Russian confectionery manufacturer

OAO Konditerskiy Kontsern Babayevskiy Open Joint-Stock Company (Открытое акционерное общество "Кондитерский концерн Бабаевский") is the oldest Russian confectionery manufacturer and a member of United Confectioners holding company. It is located in Moscow (Malaya Krasnoselskaya St., 7).

== History ==
The factory conducts history since 1804 as a family workshop of the confectioners Abrikosovy. In 1918 it was nationalized. Its current name was received only in 1922 in honor of Peter Akimovich Babayev, chairman of the Sokolniki District Executive Committee. In 1993 it was privatized. In 2002, after the bankruptcy of Inkombank, the controlling interest in the concern was sold to the Amidis LLC for 800 million rubles.

It is named after the Soviet revolutionary of Azerbaijani descent Pyotr (Peter) Babayev.

== Babaevsky Confectionery Concern ==
In July 1992, the factory was privatized and became an open joint stock company. In 1998, after the merger of a number of regional confectionery factories, JSC Babaevsky Confectionery Concern was established.

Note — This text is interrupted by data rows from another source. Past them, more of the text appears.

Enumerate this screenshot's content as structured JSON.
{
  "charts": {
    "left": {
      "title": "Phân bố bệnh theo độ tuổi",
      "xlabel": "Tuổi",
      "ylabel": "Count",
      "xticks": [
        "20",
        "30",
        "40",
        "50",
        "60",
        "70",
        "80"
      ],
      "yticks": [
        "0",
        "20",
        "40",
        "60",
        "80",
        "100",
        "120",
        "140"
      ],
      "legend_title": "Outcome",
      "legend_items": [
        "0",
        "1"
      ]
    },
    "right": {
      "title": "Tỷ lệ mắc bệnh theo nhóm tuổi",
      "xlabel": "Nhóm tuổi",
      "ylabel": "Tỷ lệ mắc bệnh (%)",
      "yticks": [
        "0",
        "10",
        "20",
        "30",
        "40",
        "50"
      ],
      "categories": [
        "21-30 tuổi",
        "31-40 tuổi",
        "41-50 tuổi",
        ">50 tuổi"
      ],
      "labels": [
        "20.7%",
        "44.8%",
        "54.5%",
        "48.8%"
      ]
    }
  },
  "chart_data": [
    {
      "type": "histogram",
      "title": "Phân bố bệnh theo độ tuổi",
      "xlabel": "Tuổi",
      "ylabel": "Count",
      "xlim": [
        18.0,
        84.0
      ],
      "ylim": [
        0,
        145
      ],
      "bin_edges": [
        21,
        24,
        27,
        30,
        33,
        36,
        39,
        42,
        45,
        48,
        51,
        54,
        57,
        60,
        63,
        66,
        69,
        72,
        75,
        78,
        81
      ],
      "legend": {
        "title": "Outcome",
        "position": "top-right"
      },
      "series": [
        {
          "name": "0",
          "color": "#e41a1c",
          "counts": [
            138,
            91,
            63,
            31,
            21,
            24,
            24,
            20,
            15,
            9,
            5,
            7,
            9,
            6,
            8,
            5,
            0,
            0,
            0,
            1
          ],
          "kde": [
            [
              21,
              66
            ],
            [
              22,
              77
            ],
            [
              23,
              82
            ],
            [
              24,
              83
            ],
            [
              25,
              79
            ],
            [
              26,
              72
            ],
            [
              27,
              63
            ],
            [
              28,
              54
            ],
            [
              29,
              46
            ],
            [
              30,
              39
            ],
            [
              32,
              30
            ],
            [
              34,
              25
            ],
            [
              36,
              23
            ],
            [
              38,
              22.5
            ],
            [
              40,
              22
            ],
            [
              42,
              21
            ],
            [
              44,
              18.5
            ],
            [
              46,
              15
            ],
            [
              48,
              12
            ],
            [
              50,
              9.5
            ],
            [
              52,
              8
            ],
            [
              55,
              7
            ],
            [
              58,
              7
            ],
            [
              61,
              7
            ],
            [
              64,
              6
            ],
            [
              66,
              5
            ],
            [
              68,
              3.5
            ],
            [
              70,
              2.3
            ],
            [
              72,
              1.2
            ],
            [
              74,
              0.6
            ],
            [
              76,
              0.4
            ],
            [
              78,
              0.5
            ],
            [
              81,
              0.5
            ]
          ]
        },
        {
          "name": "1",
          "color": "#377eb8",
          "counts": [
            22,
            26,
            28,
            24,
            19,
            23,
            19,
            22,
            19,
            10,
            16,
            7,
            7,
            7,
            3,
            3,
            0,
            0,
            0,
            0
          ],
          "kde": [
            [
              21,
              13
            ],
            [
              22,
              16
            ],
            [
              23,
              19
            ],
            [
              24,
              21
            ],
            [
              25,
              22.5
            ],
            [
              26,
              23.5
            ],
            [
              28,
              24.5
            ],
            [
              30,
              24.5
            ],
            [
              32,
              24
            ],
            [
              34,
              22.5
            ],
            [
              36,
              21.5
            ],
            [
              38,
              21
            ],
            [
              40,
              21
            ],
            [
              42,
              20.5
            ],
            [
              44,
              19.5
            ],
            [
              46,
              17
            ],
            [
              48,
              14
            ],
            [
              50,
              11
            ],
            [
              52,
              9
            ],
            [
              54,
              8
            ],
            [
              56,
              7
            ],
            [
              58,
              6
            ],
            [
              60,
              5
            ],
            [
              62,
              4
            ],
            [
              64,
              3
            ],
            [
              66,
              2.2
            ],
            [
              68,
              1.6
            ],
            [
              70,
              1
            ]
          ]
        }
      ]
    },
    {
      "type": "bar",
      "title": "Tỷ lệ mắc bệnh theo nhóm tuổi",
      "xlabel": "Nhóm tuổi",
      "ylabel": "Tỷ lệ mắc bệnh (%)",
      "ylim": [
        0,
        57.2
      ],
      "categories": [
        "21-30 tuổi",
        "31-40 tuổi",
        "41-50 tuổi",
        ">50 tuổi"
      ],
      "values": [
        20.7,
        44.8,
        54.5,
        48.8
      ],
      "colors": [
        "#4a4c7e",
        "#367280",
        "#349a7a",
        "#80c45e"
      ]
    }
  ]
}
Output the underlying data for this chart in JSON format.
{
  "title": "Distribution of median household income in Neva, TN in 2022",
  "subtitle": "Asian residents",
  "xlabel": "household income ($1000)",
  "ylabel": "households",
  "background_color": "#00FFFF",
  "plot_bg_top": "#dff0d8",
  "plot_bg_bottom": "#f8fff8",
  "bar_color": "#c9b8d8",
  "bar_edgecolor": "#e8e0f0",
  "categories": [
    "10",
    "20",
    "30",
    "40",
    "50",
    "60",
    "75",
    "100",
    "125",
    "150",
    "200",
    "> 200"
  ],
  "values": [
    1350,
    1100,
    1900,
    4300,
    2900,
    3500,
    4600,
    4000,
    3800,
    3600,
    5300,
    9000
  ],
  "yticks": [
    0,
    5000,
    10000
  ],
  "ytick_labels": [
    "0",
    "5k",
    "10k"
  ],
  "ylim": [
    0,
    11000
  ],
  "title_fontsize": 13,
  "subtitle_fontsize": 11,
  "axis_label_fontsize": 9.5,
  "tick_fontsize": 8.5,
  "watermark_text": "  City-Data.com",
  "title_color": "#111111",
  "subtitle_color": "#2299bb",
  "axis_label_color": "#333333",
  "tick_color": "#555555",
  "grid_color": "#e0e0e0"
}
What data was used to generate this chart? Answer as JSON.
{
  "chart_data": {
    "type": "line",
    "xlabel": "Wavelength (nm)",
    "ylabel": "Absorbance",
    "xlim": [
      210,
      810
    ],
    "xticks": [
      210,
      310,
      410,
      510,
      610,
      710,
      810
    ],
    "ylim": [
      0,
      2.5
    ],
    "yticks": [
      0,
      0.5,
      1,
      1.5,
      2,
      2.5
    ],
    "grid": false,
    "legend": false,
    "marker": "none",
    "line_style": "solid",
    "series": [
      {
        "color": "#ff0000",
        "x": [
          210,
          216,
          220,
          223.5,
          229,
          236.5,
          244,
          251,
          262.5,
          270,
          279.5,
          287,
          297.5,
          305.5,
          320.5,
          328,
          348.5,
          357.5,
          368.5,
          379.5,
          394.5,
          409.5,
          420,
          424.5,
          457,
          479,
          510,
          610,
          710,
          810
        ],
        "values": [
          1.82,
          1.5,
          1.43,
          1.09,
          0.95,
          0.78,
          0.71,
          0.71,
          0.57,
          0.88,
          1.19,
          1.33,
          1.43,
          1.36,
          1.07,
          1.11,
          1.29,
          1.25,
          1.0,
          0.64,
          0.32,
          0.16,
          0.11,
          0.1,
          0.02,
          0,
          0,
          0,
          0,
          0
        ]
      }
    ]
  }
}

In 2002 after the bankruptcy of Inkombank, the controlling stake in the concern was sold to Amidis LLC for 800 million rubles. In 2003, the Babaevsky Concern became part of the United Confectioners holding, which also includes the well-known factories Krasny Oktyabr, Rot Front, etc. In 2008 the Babaevsky Concern was certified in accordance with the requirements of the new international International Organization for Standardization 22,000 system. In 2012 the Babaevsky Concern received the GOST R ISO 9001-2008 certificate.